Since two of the actors are otherly-abled, the issue of access and lack thereof came up in the post-show talk. Wheelchair-bound actor Tamara Rozofsky noted that accessibility is on everyone’s mind in the play, and now it’s in the real audience’s thoughts too.
Other viewers said they were grateful for the online opportunity, and that theater watched remotely made the experience more meaningful.
One of the “civilian” talkback participants said that the virtual experience was not a movie, not Netflix, and not quite theater, but that he’d been looking forward to watching Teenage Dick all week. The appointment viewing really meant a lot to him.
“Who would have thought we would have looked to Richard for assistance in this time?” he said.
Director Brian Balcom gives notes to the cast during a rehearsal of Teenage Dick. Photo by Charles Osgood.
Teenage Dick by Theater Wit as a videostream has been extended through May 17. Tickets are $28 for showings at 8pm Thursday-Saturday and 2:30pm Sunday. The playbill is available here as a PDF. Once tickets are purchased, the box office will send you an email with a link to a message from director Brian Balcom to test the tech (and you can contact the box office with any issues). Then, a few minutes before the scheduled time, you will receive a one-time Vimeo link and unique password.
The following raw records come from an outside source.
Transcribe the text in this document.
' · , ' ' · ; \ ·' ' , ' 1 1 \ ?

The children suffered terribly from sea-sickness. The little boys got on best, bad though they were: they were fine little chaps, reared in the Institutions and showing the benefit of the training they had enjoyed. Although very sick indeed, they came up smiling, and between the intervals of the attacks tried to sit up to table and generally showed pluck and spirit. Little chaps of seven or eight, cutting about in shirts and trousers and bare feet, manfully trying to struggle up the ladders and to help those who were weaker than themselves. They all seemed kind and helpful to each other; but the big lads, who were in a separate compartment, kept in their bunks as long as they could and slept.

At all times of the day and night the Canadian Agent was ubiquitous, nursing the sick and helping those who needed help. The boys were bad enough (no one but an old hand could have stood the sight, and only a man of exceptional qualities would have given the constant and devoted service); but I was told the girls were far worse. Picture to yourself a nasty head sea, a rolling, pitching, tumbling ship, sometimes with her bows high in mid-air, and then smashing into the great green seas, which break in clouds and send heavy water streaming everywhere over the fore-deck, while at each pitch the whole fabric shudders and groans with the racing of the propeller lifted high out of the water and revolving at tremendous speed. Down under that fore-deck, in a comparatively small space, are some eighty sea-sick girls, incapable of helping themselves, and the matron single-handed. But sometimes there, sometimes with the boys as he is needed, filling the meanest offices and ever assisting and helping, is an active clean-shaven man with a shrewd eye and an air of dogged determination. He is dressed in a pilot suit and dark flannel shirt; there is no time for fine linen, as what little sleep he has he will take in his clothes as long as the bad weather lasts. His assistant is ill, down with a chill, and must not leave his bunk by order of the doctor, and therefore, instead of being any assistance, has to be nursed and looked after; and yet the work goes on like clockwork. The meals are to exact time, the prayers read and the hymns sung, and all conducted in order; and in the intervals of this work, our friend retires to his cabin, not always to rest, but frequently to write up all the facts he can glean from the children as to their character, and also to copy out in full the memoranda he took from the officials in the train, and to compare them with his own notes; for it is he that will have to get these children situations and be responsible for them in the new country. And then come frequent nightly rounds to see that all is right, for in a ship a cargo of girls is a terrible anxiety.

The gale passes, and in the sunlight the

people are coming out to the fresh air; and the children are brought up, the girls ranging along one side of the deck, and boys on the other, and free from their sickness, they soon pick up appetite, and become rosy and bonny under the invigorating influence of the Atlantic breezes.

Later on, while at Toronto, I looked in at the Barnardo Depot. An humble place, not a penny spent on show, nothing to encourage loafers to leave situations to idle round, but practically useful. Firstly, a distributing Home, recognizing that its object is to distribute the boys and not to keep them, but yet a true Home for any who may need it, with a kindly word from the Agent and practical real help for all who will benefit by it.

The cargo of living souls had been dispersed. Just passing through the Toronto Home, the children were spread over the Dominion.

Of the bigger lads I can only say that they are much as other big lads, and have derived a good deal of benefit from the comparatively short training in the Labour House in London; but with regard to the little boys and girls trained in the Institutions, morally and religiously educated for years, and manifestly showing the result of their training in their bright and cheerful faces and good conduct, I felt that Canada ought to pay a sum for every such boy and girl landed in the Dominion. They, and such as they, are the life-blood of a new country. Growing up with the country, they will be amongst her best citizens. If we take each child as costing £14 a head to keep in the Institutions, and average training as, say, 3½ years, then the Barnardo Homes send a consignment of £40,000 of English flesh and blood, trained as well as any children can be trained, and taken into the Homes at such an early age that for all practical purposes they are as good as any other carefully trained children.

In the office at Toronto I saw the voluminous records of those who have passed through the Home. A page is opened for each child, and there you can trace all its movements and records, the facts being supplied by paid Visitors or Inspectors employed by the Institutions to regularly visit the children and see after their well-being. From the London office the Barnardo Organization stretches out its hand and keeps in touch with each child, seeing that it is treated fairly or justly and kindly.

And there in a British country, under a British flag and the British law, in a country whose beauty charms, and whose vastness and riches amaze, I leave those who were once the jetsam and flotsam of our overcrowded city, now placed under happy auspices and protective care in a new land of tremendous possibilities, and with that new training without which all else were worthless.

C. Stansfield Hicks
These also work for multiple tickets, where viewers can share the info in multiple locations anywhere in the world for group purchases. Running time is 100 minutes with no intermission. Theater Wit will consider an extension, depending on audience response.
When the play ends, you will receive a link to join the talk-back if you wish. Wechsler and most of the actors are live during the talk-back, giving a glimpse into the artistic process (as well as everybody’s living rooms).
Theater Wit encourages viewers to watch as near to the assigned start time as possible (although there is a two-hour window to start viewing), so you can participate in the post-show chat in a timely fashion and to emulate the shared live theater experience. There are no forward or backward options because “you can’t do that in real life” (although pausing is available).
April 9 Update: The production video has been color-corrected and now offers closed captioning. Theater Wit reports that 50% of the online audience so far has been from Illinois, along with 40% from the rest of the US (including New York, DC, California and Texas), and 10% from elsewhere (including Canada and the UK).
Nancy Bishop contributed to this review.